All in vain. Because without their mother’s support, they soon grew too weak to do anything but suffer as their young, brief lives ebbed from them.

A week later, there was not a single one left alive.


A brutal tragedy. Mother cut down cruelly in a moment of feral predation. Children left to die a terrible wasting death. Everything within us rails against such senseless brutality.

But wait…. we are children of the clock, the madmen of infinity. We need not dwell on this horror when we can so easily visit the other side of the coin.

What else might have happened?


The moment thaws anew, but this time, mother rabbit’s deep prey species intuition kicks in at the fatal moment, and she darts out of the way of the fox’s leap and disappears into the forest at lightning speed.

The vixen pursues with all her speed, but it is nothing compared to mother rabbit’s, and so the vixen rapidly loses all sight or scent of her, and what’s more, had been led far away from the vulnerable burrow.

Mother rabbit lives another day, and to her, this was nothing but another routine near-death experience for a member of a highly sought after prey species.

She will live to a ripe old age, and her children will grow into strong, healthy adult rabbits as well, with their own burrows, and their own babies.

Today, mother rabbit has won.


The vixen, however, is not doing so well.

That leap was the last, desperate act of a predator on the verge of starvation.
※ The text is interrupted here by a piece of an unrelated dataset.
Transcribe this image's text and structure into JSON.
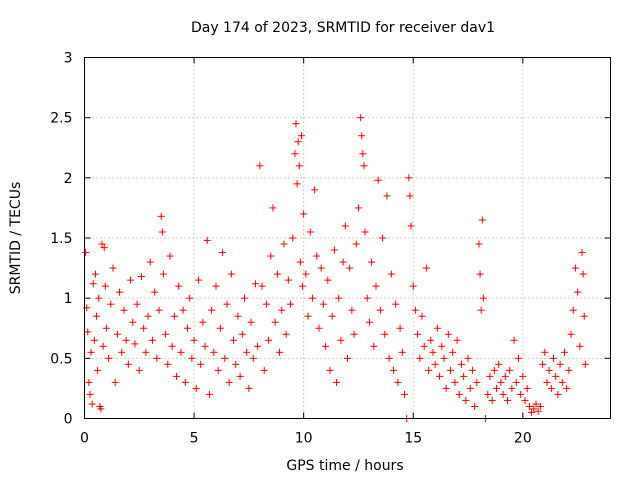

A harsh winter had vastly depleted the local stock of prey. She had increasingly found herself spending more and more of her precious energy simply looking for prey, let alone catching it.

And with every failed hunt, she grew weaker, and more frightened, and more confused. She visited her cubs less and less often, because her milk had long ago dried up, and she could not bear to disappoint them again. She would return when she was strong again and could feed them. Surely she would eat soon.

But time dragged on and her muscles grew weaker and her sight grew weaker and she began to slip and fall and blunder into things, and just when she was almost ready to lay down in despair, she had stumbled across the unwary other rabbit.

So when that last desperate leap failed, as did the frantic chase afterwards, her heart broke. She spent the last day of her life blindly wandering the forest with only her sense of smell to guide her, trying to hard to find the scent of food or, at least, the way back to her cubs, so that when she died, she could feed them all once last time.

But that was not to be. Instead, in her blindness, she fell and broke her right front leg, and did not even have the strength to get back up and hobble onwards.

She died where she he lay.


Her three kits lived on a while. Predators have large meals further apart than prey, and their mother had left on long trips before, especially lately.

But eventually, as their hunger grew and grew, the kits grew frightened and panicked. In hunger, their boldness grew, first exploring the limits of their den, then outside it, all the time calling, calling, calling for the mother who would never return for them.

A month later, perhaps one of them might have survived. But they were far too young to hunt on their own, and their clumsy attempts only wasted what little life they had left in them by this point.

But predators they were, and predators always have one final defense.

Blinded by desperate need, they fell upon each other.

The victor lived a little while longer by feeding upon the remains of its two siblings.

But in the end, they all died scared and alone.


Now tell me, Gentle Reader : which side of the coin do we prefer? Which mother lives, and which dies? Whose children thrive and live on, and whose die of starvation and madness?

And think, Dear Reader. Scenes as tragic and as senseless and as brutal as this happens a thousand times a minute throughout the vast and varied world of Mother Nature. Mothers die. Children starve. Chaos rules. Kindness is absent. And nothing ever makes sense.

And it is from this that we know that justice is a human concept.

And that Nature is the cruelest thing of all.